An individual’s test begins with a randomly selected question of average difficulty, drawn from a large pool of test questions. Subsequent questions are then selected from the pool with the following basic steps:
- The examinee responds to the question.
- The computer estimates the examinee’s final score from his responses and the difficulty of the limited number of questions he has received. Correct responses to relatively hard questions will result in higher estimated scores. Incorrect responses to relatively easy questions will result in lower estimated scores.
- The computer then evaluates all eligible questions covering the necessary content to determine which will be the most informative questions to administer next, given the examinee’s current estimated score.
- One of the best “next questions” is administered next. Typically, the best “next questions” will be relatively harder as the estimated score gets higher, and relatively easier as the estimated score gets lower.
- Steps 1 through 4 are repeated until the required number of questions has been administered to ensure test accuracy and reliability.
By estimating the examinee’s final score after each response, the computer tailors the test based on both the difficulty of the previously administered questions and the examinee’s responses. With the right pool of test questions and the right question selection algorithm, CAT can be much more efficient than a traditional, fixed-question test in which all examinees answer the same set of questions. Such a general purpose test must have questions spanning the entire score range. As a result, the test must be longer, and every test taker sees some questions that are much too difficult and some that are much too easy.

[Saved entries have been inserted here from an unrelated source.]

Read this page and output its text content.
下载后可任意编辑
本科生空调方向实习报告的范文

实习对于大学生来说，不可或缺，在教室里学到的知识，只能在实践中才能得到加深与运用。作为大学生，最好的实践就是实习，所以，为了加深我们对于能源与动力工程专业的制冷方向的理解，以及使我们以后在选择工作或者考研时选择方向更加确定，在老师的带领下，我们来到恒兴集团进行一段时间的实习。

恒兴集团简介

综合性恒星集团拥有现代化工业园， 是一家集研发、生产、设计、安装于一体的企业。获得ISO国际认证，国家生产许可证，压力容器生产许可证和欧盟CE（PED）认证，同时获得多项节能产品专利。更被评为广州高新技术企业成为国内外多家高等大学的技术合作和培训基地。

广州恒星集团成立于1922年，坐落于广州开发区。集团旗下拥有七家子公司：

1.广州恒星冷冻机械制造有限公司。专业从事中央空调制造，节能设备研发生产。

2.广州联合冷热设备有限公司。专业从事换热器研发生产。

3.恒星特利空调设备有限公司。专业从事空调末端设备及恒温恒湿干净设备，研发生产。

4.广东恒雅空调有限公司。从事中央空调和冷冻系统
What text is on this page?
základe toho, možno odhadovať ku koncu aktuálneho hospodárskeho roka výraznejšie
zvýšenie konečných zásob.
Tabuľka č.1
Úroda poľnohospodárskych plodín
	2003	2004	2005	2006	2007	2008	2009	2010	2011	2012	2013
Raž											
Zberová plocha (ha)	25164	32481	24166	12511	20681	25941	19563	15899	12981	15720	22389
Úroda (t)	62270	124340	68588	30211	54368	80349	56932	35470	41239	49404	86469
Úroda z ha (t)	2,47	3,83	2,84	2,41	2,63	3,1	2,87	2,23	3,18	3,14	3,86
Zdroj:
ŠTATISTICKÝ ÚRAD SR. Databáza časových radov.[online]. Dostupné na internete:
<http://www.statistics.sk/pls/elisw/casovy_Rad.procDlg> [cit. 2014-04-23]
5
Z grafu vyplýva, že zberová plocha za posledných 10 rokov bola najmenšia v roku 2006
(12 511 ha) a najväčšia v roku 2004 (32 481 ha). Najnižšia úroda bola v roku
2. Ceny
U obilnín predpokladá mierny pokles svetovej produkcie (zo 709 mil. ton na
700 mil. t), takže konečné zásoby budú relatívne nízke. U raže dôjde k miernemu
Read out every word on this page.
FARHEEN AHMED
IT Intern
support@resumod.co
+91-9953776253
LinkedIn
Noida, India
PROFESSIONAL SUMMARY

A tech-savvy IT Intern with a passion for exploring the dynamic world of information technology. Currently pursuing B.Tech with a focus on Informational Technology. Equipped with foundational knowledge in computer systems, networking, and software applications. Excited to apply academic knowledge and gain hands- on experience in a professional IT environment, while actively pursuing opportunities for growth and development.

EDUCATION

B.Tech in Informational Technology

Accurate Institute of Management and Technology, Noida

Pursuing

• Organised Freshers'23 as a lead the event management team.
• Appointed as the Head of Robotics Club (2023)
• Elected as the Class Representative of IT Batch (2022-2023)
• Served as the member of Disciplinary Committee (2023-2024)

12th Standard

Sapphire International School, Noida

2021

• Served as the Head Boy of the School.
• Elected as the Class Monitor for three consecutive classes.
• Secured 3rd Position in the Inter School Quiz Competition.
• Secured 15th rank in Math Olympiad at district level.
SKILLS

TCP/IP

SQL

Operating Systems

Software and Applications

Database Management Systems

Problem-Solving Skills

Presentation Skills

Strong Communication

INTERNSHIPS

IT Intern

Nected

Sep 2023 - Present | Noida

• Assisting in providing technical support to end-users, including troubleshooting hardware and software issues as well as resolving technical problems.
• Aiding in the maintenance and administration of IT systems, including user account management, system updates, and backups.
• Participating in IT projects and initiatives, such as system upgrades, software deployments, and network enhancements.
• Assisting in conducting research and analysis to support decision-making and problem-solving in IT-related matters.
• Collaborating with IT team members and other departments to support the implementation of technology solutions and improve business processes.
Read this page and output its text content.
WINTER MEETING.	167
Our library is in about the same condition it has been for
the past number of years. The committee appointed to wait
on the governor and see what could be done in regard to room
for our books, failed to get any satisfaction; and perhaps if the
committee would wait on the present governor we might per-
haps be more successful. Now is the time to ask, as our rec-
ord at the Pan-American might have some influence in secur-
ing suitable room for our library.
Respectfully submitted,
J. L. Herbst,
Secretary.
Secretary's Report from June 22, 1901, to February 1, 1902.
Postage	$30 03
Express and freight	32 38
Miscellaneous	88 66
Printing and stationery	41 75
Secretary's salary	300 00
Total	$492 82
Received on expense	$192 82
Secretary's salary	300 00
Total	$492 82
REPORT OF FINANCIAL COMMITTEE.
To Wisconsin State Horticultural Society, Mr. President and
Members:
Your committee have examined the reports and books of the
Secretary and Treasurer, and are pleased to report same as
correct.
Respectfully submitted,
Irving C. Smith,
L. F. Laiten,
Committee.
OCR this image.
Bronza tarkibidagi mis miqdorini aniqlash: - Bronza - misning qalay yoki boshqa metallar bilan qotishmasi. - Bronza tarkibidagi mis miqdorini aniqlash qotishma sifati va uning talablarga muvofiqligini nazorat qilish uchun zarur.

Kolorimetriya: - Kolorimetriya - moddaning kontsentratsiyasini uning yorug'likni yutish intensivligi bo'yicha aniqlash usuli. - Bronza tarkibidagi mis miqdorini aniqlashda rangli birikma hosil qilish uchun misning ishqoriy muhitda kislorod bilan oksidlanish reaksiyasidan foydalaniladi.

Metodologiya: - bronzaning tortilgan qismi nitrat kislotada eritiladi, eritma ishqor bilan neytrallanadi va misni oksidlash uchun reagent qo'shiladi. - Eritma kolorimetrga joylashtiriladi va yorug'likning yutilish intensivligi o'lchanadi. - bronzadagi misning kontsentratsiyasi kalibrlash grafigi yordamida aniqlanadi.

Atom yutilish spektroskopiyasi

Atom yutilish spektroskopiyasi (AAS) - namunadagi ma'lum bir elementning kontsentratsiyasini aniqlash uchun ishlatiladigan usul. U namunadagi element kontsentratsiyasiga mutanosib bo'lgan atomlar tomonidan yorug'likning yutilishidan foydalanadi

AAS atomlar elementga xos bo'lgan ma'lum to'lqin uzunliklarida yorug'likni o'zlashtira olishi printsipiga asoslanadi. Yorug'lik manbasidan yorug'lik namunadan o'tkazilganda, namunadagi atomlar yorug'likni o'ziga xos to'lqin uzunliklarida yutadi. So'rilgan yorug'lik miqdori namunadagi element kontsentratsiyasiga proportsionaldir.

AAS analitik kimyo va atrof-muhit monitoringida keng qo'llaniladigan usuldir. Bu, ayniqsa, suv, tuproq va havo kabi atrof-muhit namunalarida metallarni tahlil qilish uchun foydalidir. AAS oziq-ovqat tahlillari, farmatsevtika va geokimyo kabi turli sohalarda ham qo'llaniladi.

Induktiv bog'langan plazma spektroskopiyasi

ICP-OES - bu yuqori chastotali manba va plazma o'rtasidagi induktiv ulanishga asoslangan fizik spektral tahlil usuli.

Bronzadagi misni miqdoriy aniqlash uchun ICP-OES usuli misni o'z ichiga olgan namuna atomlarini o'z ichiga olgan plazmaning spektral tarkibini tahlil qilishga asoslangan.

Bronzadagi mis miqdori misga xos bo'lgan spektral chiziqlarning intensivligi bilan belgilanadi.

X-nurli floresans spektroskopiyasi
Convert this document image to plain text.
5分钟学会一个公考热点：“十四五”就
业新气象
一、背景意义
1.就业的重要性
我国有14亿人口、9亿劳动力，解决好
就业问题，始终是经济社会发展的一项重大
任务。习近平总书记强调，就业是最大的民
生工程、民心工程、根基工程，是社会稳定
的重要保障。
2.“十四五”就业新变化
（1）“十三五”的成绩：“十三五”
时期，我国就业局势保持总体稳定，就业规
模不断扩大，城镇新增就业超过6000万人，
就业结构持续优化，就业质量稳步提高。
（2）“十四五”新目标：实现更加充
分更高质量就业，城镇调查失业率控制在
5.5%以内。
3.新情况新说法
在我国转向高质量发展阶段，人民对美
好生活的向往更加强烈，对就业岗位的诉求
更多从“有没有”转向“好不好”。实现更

The key requirements for a quality CAT program are a sizeable collection of quality test questions, a careful approach to determining which questions are out in the field at any one time, a question selection algorithm that assures every individual receives an equal mix of test content and one of the best “next questions,” and an active security component because test questions are re-used. When these requirements are met, a CAT program can realize numerous advantages for the test taker and in quality:
- Significantly less time is needed to administer CATs than fixed question tests. Fewer questions are needed to achieve acceptable accuracy. CATs can reduce testing time by more than 50 percent while maintaining the same level of reliability.
- Shorter testing times also reduce fatigue, a factor that can significantly affect an examinee’s test results.
- Tests are individually paced, so an examinee does not have to wait for others to finish before going on to the next section.
- Because the questions are tailored to the examinee, there is less likelihood of error due to lucky guesses or missing a question that should not have been missed.
- Tests can be given “on demand,” and scores can be available immediately.
- CATs can provide accurate scores over a wide range of abilities, including the top test takers, while traditional tests are most accurate for a narrow range of average ability examinees.
- Test administrator differences are eliminated as a factor in measurement error.
- Test security is increased because hard copy test booklets are never compromised, and it is very rare for two examinees to see the same set of questions.
Computer adaptive testing is the state-of-the-art for assessment in many fields and is the mode used by many well-known and well-run testing programs, such as the National Institute for Educational Measurement in the Netherlands (CITO), the Armed Services Vocational Aptitude Test Battery (ASVAB), the Uniform Certified Public Accountant examination (AICPA), COMPASS from ACT, the Microsoft Certified Professional exams, the North American Pharmacist Licensure Examination (NAPLEX), the National Council Licensure Examinations (NCLEX), and Renaissance Learning Corporation’s STAR tests (K-12). GMAC researchers have been active in this field and are recognized as the world leaders.
Lawrence M. Rudner, PhD, MBA, is vice president of research and development and chief psychometrician at the Graduate Management Admission Council. This article was published in the June 2010 issue of Deans Digest.